Jubiläum Einer für alle, alle für einen: Auf den Spuren von Friedrich Wilhelm Raiffeisen

Trier/Hamm/Flammersfeld · Auf den Spuren Friedrich Wilhelm Raiffeisens, der wie Karl Marx vor 200 Jahren geboren wurde – und in dessen Schatten steht.

Als Marx und Engel das „Kapital“ schrieben, gründete Raiffeisen den „Brodverein“, Daran erinnert dieses 1997 eingeweihte Denkmal in Weyerbusch.

Als Marx und Engel das „Kapital“ schrieben, gründete Raiffeisen den „Brodverein“, Daran erinnert dieses 1997 eingeweihte Denkmal in Weyerbusch.

Foto: Roland Morgen

Konz, Saarburg, Bitburg, Wittlich, Hermeskeil, Morbach und auch Trier – kaum eine größere Gemeinde oder Stadt in der Region ohne Raiffeisenstraße. Bei der Frage, wer oder was Raiffeisen war, erntet man in  Trier eher Schulterzucken.
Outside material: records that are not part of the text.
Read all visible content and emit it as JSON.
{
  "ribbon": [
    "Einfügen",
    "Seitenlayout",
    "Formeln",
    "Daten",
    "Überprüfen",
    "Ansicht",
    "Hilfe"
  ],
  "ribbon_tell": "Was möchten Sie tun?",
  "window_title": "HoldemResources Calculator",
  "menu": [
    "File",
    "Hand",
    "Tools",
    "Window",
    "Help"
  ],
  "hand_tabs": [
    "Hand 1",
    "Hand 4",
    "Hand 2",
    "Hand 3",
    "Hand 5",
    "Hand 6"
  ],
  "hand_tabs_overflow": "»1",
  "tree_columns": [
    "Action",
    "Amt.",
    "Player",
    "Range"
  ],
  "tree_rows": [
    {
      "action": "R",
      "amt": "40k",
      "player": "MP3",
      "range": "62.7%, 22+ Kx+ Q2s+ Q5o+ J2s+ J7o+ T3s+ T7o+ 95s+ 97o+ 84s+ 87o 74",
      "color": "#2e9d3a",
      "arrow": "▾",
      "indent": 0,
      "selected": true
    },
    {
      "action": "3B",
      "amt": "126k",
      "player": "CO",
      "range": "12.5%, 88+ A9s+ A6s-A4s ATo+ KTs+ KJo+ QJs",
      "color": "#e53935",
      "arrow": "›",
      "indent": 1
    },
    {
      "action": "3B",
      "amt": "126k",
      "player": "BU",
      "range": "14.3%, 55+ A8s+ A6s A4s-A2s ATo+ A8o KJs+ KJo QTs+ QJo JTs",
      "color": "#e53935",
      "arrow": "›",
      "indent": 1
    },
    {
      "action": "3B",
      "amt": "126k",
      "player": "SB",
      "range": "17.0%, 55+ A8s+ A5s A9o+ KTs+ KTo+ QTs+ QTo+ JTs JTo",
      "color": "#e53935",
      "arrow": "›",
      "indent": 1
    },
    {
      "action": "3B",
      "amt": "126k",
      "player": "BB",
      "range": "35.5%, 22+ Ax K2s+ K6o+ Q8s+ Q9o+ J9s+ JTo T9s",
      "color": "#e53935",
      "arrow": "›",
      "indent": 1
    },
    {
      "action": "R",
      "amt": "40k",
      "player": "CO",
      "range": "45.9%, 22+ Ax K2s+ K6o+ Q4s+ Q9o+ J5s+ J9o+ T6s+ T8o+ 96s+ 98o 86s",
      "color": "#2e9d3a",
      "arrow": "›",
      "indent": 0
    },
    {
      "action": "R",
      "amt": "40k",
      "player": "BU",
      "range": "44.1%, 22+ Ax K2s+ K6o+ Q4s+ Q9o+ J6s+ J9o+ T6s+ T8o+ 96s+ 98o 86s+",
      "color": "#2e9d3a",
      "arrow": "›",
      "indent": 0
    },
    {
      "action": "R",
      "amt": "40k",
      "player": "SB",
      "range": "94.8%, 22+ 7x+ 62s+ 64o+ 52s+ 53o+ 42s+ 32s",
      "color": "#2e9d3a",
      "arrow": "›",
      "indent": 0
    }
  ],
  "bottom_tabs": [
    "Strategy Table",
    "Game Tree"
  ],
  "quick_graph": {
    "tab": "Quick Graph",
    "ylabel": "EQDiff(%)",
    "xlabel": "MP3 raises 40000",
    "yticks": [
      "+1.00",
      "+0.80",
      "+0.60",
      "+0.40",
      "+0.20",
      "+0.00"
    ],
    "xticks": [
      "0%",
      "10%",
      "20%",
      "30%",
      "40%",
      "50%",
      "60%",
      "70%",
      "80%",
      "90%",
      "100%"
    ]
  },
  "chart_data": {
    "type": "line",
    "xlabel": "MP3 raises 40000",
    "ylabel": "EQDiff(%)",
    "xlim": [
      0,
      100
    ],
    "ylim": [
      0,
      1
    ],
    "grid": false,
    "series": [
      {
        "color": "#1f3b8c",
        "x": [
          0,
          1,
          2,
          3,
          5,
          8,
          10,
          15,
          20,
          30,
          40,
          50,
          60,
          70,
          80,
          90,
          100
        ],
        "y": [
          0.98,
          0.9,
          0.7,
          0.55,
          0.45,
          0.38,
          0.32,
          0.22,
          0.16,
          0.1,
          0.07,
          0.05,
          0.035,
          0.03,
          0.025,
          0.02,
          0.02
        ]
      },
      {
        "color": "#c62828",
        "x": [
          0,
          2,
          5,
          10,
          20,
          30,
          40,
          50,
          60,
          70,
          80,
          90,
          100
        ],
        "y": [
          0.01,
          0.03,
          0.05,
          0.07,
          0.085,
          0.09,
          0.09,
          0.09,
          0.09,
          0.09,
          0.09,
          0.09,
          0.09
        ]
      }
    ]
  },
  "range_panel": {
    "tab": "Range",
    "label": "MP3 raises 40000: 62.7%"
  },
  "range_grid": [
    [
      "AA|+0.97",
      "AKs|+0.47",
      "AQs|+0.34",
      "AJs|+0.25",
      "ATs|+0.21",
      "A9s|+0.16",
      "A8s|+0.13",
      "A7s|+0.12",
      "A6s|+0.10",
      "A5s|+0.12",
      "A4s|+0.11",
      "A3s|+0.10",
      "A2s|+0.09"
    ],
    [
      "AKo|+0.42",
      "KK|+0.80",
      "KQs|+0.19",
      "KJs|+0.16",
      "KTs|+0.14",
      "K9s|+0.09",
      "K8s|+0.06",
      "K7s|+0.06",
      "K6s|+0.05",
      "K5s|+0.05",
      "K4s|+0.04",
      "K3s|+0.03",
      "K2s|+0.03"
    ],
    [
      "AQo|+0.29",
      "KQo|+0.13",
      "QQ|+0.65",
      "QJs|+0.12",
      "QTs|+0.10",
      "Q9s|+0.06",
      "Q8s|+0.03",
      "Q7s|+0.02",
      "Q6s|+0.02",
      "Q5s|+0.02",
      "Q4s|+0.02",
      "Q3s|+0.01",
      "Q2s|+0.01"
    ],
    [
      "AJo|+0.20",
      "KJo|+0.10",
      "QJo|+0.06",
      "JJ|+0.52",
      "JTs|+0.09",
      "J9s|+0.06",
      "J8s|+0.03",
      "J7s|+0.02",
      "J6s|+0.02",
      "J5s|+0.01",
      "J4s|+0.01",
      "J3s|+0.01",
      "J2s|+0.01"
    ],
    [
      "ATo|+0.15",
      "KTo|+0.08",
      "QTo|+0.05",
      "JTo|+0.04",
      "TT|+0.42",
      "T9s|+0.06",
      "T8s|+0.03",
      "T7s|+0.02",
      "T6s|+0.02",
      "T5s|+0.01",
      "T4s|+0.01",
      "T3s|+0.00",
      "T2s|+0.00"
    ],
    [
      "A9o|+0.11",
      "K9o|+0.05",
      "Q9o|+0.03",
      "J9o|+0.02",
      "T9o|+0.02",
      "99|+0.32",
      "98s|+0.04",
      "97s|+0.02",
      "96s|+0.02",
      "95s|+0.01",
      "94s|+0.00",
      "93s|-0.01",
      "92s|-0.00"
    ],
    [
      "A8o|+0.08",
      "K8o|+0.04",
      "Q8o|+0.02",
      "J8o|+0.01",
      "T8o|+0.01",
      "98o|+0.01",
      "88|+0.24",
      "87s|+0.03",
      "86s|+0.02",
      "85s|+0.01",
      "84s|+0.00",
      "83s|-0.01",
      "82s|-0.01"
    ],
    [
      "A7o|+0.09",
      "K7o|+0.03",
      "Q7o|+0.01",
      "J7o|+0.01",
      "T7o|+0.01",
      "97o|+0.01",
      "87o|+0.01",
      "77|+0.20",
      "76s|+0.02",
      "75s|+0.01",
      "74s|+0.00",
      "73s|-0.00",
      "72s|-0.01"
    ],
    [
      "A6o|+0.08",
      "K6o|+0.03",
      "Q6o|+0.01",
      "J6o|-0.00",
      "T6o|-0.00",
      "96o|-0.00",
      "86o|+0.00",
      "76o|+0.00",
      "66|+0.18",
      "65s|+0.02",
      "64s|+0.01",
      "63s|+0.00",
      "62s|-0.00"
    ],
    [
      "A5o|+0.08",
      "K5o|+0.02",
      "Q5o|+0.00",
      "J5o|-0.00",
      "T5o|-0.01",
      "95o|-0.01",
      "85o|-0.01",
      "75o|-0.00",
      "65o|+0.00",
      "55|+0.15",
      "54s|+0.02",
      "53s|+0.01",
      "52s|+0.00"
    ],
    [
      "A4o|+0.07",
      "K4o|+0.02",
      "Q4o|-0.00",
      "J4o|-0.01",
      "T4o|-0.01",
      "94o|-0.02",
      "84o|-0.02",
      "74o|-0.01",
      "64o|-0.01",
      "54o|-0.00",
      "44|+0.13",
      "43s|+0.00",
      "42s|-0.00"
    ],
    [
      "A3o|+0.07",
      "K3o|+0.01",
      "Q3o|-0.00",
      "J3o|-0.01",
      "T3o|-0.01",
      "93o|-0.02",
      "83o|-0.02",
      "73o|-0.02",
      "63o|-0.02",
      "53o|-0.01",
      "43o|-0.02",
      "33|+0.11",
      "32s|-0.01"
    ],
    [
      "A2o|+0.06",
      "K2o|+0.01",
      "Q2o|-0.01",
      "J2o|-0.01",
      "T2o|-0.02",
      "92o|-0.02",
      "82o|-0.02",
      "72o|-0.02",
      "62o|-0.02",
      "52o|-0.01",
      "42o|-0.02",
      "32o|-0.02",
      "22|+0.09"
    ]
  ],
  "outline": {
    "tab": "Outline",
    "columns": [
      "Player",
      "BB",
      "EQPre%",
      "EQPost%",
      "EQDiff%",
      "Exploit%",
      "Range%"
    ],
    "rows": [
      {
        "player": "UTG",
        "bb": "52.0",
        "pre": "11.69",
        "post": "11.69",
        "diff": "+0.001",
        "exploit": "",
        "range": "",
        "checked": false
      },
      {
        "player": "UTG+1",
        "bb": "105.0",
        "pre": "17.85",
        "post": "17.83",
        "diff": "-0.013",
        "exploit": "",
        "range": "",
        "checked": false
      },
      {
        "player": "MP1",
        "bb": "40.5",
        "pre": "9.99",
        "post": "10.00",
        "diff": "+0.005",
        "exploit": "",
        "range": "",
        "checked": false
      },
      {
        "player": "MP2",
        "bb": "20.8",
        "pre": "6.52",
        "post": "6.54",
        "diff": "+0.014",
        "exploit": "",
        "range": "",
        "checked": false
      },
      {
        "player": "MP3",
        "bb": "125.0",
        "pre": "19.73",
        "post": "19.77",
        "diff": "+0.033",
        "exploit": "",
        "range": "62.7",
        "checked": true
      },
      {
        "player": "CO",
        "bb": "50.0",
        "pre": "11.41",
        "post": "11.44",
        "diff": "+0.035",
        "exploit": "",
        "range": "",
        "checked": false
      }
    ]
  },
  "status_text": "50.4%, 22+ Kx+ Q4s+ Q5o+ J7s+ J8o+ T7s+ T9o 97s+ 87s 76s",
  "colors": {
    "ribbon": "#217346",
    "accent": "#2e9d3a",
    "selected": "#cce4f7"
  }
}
Auf dem Land hingegen gehört die Antwort zum Basiswissen auch von Schulkindern. Der Raiffeisen, der hat den Bauern und Winzern geholfen.

Dumm nur, dass er anno 1818 geboren wurde, denn just in jenem Jahr erblickte auch ein gewisser Karl Marx das Licht der Welt. Deshalb, so mutmaßen viele Menschen außerhalb Triers, steht Raiffeisens 200. komplett im Schatten von Marx, obwohl er doch auch ein großer Weltveränderer war. Und dazu einer, in dessen Namen kein Blut floss und nicht ganze Nationen unterjocht wurden.

Im Westerwald, wo Raiffeisen herstammt und wirkte, hält sich die Begeisterung über den linksrheinischen Marx-Hype in Grenzen. Dass der Geburtstag ihres großen Landsmann (30. März) im Vergleich zu Marxens 5. Mai ziemlich unterging, liege aber wohl auch an der Westerwälder Mentallität: „Wir sind von jeher bescheidene Menschen“, sagt ein führendes Mitglied eines der zahlreichen Vereine, die sich dem Andenken Raiffeisens widmen. Er möchte anonym bleiben, weil er noch Lästerliches hinzufügt, das ihn „nachhaltig unbebliebt machen“ könnte: „Wir wissen ja noch nicht einmal, welches das Geburtshaus ist.“ Zwei schöne Fachwerkgebäude stehen zur Auswahl: das heutige Raiffeisenmuseum (das sinnigerweise ausgerechnet im Jubeljahr wegen Umbaus bis September geschlossen ist), und die Alte Vogtei, die heute ein Romantik-Hotel beherbergt.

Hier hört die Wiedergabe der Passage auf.